Current approaches for promoting axonal repair following central nervous system (CNS) injury.

Schematic diagram highlighting an overview of axonal injury and degradation at the lesion site along with current approaches to enhance repair. After CNS injury, an inhibitory lesion site is created surrounded by reactive astrocytes and a number of growth-inhibiting proteins including CSPGs and Nogo. Transport within axons is mediated by both kinesin and dynein motors and allows cargo-carrying vesicles to travel in both anterograde and retrograde directions.
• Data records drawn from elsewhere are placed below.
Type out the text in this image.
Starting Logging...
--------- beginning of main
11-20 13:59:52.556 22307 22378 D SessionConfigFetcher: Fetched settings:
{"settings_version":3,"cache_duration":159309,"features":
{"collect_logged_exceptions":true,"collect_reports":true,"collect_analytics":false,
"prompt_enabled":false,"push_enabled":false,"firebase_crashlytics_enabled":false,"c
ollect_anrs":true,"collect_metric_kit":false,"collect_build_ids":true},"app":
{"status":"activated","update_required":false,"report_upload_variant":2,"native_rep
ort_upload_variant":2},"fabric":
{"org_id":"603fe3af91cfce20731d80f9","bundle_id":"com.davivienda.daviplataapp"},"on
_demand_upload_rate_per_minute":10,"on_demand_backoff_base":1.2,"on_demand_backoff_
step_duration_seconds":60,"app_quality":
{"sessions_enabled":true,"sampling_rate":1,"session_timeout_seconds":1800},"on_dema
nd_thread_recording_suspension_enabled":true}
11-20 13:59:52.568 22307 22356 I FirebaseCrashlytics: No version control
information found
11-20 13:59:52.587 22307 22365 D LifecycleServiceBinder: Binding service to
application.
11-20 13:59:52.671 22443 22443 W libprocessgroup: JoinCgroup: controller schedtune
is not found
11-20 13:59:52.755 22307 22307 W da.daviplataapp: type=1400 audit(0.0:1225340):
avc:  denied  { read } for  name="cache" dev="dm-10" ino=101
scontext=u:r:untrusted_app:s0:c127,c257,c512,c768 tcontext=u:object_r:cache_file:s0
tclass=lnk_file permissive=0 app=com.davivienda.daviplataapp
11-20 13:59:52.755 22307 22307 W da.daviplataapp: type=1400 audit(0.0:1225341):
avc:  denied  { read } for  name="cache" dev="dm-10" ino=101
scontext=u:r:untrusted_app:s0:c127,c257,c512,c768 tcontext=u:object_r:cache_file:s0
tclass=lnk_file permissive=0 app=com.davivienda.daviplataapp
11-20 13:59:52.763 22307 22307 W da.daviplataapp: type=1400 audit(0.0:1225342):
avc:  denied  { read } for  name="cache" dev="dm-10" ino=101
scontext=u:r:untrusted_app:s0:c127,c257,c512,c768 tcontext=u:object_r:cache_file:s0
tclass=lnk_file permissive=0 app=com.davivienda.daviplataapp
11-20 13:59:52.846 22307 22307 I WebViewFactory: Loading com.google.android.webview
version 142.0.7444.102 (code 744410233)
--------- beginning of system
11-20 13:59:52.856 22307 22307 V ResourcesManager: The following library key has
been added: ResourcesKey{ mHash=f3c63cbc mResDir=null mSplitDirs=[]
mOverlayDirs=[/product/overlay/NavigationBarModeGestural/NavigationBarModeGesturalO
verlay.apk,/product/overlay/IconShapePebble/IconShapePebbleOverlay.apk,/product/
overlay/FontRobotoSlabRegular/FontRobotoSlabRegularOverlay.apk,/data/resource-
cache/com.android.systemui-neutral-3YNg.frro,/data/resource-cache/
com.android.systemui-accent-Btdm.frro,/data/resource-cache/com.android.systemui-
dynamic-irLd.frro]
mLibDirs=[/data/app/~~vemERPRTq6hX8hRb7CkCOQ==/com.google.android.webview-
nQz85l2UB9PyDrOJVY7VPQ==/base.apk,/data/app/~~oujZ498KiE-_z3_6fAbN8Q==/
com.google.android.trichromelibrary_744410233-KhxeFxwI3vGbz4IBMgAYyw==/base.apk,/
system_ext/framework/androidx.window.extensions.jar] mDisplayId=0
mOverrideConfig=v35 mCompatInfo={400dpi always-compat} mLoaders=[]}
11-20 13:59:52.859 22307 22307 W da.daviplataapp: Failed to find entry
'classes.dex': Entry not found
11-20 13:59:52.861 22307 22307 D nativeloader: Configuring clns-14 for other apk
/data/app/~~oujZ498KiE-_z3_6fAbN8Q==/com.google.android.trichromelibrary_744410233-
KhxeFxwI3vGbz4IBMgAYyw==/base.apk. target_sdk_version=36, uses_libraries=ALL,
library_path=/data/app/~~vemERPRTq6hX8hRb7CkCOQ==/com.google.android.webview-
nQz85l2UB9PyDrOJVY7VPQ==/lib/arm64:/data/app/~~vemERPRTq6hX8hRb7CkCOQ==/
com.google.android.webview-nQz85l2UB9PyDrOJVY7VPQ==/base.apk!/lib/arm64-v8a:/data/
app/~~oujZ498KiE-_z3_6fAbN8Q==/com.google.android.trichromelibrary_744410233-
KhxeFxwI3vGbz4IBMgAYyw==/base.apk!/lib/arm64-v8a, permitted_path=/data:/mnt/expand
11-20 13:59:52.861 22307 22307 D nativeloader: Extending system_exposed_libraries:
However, within the mature CNS many growth-promoting proteins, such as TrkB, are trafficked back to the cell body in the retrograde direction resulting in a reduced ability of axons to regenerate after injury. (1) Modification of the ECM using ChABC enzyme to degrade CSPGs or anti-Nogo A antibodies to inhibit Nogo activity can reduce the action and signalling of inhibitory components in the injury site to promote axonal regeneration after injury. (2) Biomaterials can be used to stabilize the lesion site as well as provide guidance channels for axon regrowth. Modified scaffolds have been used to deliver multiple neurotrophic factors to lesion site to aid axon repair. (3) Alternatively, delivery of viral vectors that are tissue or cell-specific can carry DNA encoding for growth-promoting proteins e.g., TrkB to the lesion site. Using gene therapy to reinstate proteins involved in axon growth and guidance can prompt growth-promoting signalling pathways. (4) Cell therapy involves replacing lost or damaged cells at the lesion site. These can include OECs to promote remyelination of injured axons or transplantation of NSCs to replace injured neurons/axons. ChABC: Chondroitinase ABC; CSPGs: chondroitin sulphate proteoglycans; ECM: extracellular matrix; NPC: neural progenitor cell; NSC: neural stem cell; OECs: olfactory ensheathing cells; TrkB: tropomyosin receptor kinase B.